Çalışma ve Sosyal Güvenlik Bakanı Faruk Çelik, geçtiğimiz günlerde, sendikaların işkolu istatistikleri dolayısıyla baraj sorununa takılarak aslında fiilen etkisiz olacaklarını söyleyerek bir yandan sendikaları tehdit etmiş, öte yandan patronları rahatlatmaya çalışmıştı. Bu tehdit karşısında DİSK, 31 Ocak Salı günü Bakanlık önünde bir basın açıklaması yaptı ve tepkisini dile getirdi. “Sendikal Haklarımız Engellenemez” pankartının açıldığı açıklama sırasında, çoğunluğunu Genel-İş sendikasına bağlı Çankaya ve Yenimahalle Belediyesi işçilerinin oluşturduğu yaklaşık 1000 kişilik kitle, “Grev Yasaklarına Hayır”, “Örgütlenme Barajına Hayır”, “Yetki Uyuşmazlıklarında Referandum”, “Noter Şartına Hayır” dövizlerini taşıdı ve sık sık “DİSK’in İşçisi Demokrasi Bekçisi”, “Yaşasın Sendikal Mücadelemiz”, “İnadına Sendika İnadına DİSK”, “Bedel Öderiz, Ödetiriz” sloganlarını haykırdı.

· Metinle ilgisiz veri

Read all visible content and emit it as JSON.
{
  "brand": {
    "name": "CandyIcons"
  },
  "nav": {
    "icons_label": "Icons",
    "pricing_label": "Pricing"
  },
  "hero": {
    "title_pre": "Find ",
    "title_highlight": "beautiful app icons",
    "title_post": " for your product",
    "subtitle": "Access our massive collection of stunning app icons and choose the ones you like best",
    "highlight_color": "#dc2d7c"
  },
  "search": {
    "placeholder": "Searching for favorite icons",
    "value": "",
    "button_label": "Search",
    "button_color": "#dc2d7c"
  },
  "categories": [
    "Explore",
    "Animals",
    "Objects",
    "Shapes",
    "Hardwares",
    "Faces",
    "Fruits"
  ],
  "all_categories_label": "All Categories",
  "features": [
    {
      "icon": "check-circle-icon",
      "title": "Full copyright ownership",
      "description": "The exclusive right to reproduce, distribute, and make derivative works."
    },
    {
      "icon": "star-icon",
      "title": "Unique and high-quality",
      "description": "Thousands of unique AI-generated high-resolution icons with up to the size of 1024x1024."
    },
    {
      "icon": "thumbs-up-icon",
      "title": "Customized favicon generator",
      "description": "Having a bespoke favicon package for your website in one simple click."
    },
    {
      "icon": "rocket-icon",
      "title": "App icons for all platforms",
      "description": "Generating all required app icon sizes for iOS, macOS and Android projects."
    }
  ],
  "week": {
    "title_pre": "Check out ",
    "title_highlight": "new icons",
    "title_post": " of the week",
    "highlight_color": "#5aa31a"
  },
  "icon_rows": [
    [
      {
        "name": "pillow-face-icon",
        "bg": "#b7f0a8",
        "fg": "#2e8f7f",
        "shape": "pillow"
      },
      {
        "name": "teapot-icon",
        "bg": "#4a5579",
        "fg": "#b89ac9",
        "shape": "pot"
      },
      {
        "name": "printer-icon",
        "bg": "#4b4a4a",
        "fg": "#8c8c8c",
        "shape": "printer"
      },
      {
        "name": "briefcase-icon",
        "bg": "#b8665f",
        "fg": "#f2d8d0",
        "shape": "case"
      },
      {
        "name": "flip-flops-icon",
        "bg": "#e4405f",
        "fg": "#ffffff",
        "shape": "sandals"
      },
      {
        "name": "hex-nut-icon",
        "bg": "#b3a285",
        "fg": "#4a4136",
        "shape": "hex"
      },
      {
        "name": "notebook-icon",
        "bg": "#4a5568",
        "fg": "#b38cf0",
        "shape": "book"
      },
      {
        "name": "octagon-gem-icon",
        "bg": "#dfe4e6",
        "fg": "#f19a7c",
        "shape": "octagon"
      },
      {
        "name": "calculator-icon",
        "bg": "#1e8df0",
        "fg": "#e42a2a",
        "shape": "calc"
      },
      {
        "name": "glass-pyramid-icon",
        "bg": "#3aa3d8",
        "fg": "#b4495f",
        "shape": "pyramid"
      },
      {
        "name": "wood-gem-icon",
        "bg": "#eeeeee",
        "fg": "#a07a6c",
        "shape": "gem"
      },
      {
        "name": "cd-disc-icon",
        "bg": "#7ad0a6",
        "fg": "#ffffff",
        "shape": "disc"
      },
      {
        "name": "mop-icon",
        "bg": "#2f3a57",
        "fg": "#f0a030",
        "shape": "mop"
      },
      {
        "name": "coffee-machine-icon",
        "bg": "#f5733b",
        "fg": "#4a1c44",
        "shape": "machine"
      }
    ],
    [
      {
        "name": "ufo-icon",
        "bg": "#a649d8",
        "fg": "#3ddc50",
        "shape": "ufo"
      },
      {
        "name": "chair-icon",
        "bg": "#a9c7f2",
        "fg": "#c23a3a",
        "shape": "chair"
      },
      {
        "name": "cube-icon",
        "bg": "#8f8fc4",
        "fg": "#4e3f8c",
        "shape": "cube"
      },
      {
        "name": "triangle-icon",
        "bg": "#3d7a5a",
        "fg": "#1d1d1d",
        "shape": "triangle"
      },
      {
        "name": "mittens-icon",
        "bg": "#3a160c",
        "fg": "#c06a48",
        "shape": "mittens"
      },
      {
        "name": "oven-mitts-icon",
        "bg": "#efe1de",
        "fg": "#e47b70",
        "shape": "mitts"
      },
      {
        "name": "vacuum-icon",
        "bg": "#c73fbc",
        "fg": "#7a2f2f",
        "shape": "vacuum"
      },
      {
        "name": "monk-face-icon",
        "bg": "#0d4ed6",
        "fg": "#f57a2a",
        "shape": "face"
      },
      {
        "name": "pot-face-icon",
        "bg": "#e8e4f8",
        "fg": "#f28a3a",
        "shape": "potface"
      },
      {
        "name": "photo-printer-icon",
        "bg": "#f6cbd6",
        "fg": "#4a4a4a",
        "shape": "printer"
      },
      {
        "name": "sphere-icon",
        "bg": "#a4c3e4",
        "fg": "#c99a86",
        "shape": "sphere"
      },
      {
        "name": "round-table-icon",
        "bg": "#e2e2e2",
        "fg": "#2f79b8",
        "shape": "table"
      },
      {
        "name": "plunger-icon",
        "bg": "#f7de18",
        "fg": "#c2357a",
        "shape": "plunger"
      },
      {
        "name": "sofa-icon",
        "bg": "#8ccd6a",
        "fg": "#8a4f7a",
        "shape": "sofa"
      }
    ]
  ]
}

Basın açıklamasına CHP milletvekilleri Süleyman Çelebi ve Musa Çam, KESK Genel Sekreteri İsmail Hakkı Tombul, Türkiye Gazeteciler Sendikası Genel Başkanı Ercan İpek, Sosyal-İş ve Birleşik Metal-İş üyesi işçiler ve Bolu Düzce’de halen direnişe devam eden Birleşik Metal-İş üyesi Mas-Daf işçileri de katılarak destek verdi. Saat 12.00’da Milli Kütüphane önünde toplanmaya başlayan kitle, Bakanlık önüne kadar sloganlar eşliğinde yürüdü. Saat 13.00’da da Bakanlık önünde DİSK Genel Sekreteri Tayfun Görgün DİSK adına basın açıklamasını okudu. Yapılan açıklamada Görgün, sendikalı işçilerin uzun süredir büyük bir tehdit altında olduğunu söyledi ve ekledi:
“Son zamanlarda Sayın Çalışma ve Sosyal Güvenlik Bakanının yaptığı açıklamalar bu tehdidin hangi boyutlara geldiğini gözler önüne sermektedir. 3 yıldır açıklanmayan işkolu istatistikleri açıklanırsa yalnızca 12 sendika toplu iş sözleşmesi için yetki alır denilmektedir. Yapılan her açıklamada üzerine basa basa DİSK’in hiçbir sendikasının barajı aşamayacağı söylenmektedir. Sanki bundan diğer konfederasyonlar etkilenmeyecekmiş, yalnızca DİSK etkilenecekmiş gibi bir hava yaratılmaktadır. DİSK adeta açık bir hedef olarak gösterilmektedir. Toplumu özellikle toplu sözleşme hakkından yararlanan işçileri korkutmak amacıyla, panik yaratmaya dönük bir dezenformasyon kampanyası yürütülmektedir.”Görgün, DİSK’in Bakanlığın taslak olarak beklettiği yasaya muhalif olan tek sendika olduğu için bu saldırılara maruz kaldığını söyledi. Ayrıca Bakanlar Kurulu’nda bekletilen taslağın üyelik ve istifada noter şartı dışında olumlu bir değişiklik taşımadığını dile getirdi ve bu şekliyle işçi-emekçileri aslında ölümü gösterip sıtmaya razı ettiklerini belirtti. Bu tehdidin diğer bir ayağının da kıdem tazminatı gaspı olduğunu dile getiren Görgün, DİSK’in bu tehditlere mücadeleyle yanıt vereceğini söyledi. İstatistiklerin açıklanması içinse, “hodri meydan, buyurun açıklayın istatistiklerinizi. Türkiye için sendikal hak ve özgürlüklerin alt sınırı bellidir, anayasanın 90. maddesi ile bu sınır ILO sözleşmeleridir” dedi. Basın açıklamasının sonunda ise DİSK’in işçi sınıfını ucuz emek gücüne dönüştürerek köleleştirme girişimlerine karşı direneceği belirtildi. Basın açıklaması atılan sloganlarla sona erdi.